Magda
22.01.2003 23:04
Dziś o 21.00, jak co wieczór, moja Babcia włączyła na cały regulator Radio Maryja i kazała mi słuchać Apelu. Gdy sie zbuntowałam, powiedziała mi że jestem grzesznica, fałszywa katoliczka itd itp... Czy to grzech, ze nie akceptuję modlitwy przez radio? Czy to nie jest moja sprawa, kiedy się modlę, jak się modlę i gdzie się modlę? Przecież rodzina nie musi mnie widzieć na modlitwie!
Odpowiedź:
Trzeba nam się z Tobą zgodzić. Nie można z słuchania jakiegokolwiek radia i uczestniczenia w nadawanych modlitwach czynić kryterium katolickości.
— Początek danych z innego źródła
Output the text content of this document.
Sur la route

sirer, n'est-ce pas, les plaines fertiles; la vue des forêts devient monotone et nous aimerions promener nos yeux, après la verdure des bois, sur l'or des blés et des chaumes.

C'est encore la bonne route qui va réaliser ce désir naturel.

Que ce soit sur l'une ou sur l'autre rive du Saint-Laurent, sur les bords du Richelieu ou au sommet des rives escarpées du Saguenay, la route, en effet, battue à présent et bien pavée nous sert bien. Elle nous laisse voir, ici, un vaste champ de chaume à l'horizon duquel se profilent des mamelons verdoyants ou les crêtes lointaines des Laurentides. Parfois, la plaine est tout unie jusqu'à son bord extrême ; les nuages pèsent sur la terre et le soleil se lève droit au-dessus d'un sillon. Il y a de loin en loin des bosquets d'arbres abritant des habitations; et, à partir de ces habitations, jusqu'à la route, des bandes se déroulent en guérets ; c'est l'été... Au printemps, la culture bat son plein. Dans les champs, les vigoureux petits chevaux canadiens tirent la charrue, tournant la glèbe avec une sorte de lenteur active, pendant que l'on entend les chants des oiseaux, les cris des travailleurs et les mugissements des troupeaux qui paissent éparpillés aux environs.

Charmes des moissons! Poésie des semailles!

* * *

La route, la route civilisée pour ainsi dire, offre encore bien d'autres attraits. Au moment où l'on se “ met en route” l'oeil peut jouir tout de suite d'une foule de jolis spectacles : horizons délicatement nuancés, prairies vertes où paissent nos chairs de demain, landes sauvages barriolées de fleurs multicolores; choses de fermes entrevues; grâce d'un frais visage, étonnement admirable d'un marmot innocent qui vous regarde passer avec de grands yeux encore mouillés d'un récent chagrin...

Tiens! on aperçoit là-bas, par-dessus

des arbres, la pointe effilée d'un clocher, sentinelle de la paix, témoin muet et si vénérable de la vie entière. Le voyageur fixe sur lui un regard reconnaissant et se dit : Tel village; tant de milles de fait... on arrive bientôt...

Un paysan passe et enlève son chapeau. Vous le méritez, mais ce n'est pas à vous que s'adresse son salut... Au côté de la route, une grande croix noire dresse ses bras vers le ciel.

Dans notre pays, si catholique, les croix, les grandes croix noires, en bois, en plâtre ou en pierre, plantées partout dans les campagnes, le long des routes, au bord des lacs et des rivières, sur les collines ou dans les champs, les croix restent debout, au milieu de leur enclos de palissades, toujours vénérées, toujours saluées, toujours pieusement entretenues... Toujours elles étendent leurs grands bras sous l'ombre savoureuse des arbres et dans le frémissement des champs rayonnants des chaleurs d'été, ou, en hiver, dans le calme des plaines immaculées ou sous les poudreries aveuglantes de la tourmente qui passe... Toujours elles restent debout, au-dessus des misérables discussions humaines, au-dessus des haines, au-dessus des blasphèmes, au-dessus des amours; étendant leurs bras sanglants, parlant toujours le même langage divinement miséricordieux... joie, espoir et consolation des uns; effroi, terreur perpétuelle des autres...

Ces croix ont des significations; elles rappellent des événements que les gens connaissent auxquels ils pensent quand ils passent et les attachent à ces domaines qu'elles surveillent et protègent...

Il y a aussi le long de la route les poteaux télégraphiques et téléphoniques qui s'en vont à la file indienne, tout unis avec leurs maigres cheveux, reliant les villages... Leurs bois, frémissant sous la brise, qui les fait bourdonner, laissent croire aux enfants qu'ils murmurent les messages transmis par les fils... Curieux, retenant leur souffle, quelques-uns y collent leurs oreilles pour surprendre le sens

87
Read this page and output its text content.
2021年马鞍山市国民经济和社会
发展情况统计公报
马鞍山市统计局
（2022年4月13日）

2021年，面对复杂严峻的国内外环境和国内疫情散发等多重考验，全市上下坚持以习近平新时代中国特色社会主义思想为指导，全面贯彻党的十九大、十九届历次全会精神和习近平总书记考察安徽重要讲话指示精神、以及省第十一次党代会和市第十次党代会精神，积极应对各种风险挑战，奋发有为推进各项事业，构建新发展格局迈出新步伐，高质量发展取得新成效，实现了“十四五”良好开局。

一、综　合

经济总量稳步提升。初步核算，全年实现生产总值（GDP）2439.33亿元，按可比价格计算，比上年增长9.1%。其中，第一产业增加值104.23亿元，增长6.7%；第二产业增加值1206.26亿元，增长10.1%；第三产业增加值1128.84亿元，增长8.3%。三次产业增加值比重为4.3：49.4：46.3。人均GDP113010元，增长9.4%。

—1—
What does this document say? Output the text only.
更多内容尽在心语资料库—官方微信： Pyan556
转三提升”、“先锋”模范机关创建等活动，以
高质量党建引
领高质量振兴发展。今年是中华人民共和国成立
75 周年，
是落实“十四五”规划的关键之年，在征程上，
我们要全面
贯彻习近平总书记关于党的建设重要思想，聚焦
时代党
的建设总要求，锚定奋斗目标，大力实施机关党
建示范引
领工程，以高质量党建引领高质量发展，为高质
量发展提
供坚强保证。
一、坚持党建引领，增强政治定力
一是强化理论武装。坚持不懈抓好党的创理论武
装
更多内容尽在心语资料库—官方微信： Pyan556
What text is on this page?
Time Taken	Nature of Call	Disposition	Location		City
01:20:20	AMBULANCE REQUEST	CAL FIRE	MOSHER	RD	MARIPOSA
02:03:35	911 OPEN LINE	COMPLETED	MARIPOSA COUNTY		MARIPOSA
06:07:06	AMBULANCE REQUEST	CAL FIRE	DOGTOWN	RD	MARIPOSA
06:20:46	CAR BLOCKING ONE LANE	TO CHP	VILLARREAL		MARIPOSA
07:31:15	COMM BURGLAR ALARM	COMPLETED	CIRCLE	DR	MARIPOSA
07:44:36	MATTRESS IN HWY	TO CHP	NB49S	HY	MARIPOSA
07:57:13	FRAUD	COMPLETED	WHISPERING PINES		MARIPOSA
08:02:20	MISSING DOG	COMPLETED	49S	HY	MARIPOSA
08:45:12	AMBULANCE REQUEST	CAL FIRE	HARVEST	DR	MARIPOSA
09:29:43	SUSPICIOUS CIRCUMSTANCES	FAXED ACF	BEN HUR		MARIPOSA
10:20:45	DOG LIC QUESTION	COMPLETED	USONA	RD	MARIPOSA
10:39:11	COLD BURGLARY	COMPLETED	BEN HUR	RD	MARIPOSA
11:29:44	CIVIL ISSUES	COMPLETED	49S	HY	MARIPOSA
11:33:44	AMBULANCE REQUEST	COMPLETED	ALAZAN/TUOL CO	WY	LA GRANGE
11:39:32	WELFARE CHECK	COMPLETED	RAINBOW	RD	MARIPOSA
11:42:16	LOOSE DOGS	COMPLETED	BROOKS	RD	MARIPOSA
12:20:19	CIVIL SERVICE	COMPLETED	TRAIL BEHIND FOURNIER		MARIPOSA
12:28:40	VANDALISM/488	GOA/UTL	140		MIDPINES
Tym bardziej nie można na tej podstawie orzekać, czy ktoś jest grzesznikiem czy nie. Audycje radiowe są tylko propozycją. Dużo ważniejsze jest, by rzeczywiście nie zaniedbywać w swoim życiu modlitwy, a przede wszystkim by uczestniczyć w niedzielnej Eucharystii. Zawsze należy też pamiętać o postępowaniu zgodnym z Ewangelią...
Mamy jednak prośbę: pamiętaj, że żyć zgodnie z Ewangelia znaczy także dawać świadectwo swojej wierze. Tak zupełnie się ze swoją modlitwą nie ukrywaj...
J.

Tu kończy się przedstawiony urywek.